Frustration

Le trampo m’attend au bout du tapis. Départ. Course d’élan. Saut. Apesanteur bien familière. Rester dans le temps. Demi-vrille, puis groupé, double arrière, allez, ouverture. Droit comme un I. Réception sans un pas. Salut. Parfait. Je tourne la tête. Elle applaudit, avec la salle, belle comme un cœur. Mon cœur bat la chamade.

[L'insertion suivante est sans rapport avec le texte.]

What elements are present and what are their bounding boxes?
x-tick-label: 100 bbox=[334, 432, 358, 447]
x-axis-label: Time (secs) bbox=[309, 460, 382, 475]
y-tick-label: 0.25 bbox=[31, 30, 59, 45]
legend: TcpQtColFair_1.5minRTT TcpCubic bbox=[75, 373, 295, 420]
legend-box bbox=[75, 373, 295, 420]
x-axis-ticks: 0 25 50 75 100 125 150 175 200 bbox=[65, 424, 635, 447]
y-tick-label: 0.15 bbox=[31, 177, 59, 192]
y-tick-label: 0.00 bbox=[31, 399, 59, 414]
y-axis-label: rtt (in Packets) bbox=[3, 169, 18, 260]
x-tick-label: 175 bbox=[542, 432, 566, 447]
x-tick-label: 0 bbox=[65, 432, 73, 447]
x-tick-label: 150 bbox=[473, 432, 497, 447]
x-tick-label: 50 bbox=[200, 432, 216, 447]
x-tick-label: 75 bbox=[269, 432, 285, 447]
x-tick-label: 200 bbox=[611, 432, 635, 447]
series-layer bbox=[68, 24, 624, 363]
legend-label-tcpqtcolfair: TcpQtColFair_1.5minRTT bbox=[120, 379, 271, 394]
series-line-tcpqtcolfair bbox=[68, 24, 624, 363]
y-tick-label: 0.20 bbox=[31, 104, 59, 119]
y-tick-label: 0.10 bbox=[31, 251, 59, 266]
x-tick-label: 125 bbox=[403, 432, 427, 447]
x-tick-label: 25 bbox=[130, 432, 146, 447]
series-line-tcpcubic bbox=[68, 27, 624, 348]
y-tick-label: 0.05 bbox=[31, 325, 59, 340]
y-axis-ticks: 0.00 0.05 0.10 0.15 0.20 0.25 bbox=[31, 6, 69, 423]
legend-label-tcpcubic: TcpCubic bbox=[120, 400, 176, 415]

Les marches, la scène, les lumières qui me rentrent dans les yeux. Dans ma main, le micro qui chauffe, l’ambiance moite du public serré et impatient. Premiers mots. Pas de musique. Juste les paroles, une à une, qui sortent de ma bouche, qui se glissent vers leurs oreilles. Poésie improvisée, les rimes trouvent le tempo. Lentement, puis de plus en plus puissants, qui grondent et sortent en torrents furieux, en fleuve qui gonfle et grandit de plus en plus. Encore et encore. Puis, le silence, une seconde. Cris, bravos, bis, sifflements. Elle rit de bonheur en frappant dans ses mains. Ses yeux brillent en me regardant. Je reprend mon souffle et souris.

Tabouret, cadre, pinceaux. Tableau, quarante centimètres sur soixante. Portrait typographique. Chaque mèche de cheveux est une phrase, un déroulé de mots tressés pour elle, une semaine de travail. Une semaine de dévotion. Déchirure du papier kraft, elle retient son souffle, moi aussi. Elle reste sans voix et m’embrasse, en me serrant contre ses seins.

En fait, j’aime pas le bonheur.

Demain, je mettrai des chaussettes sales.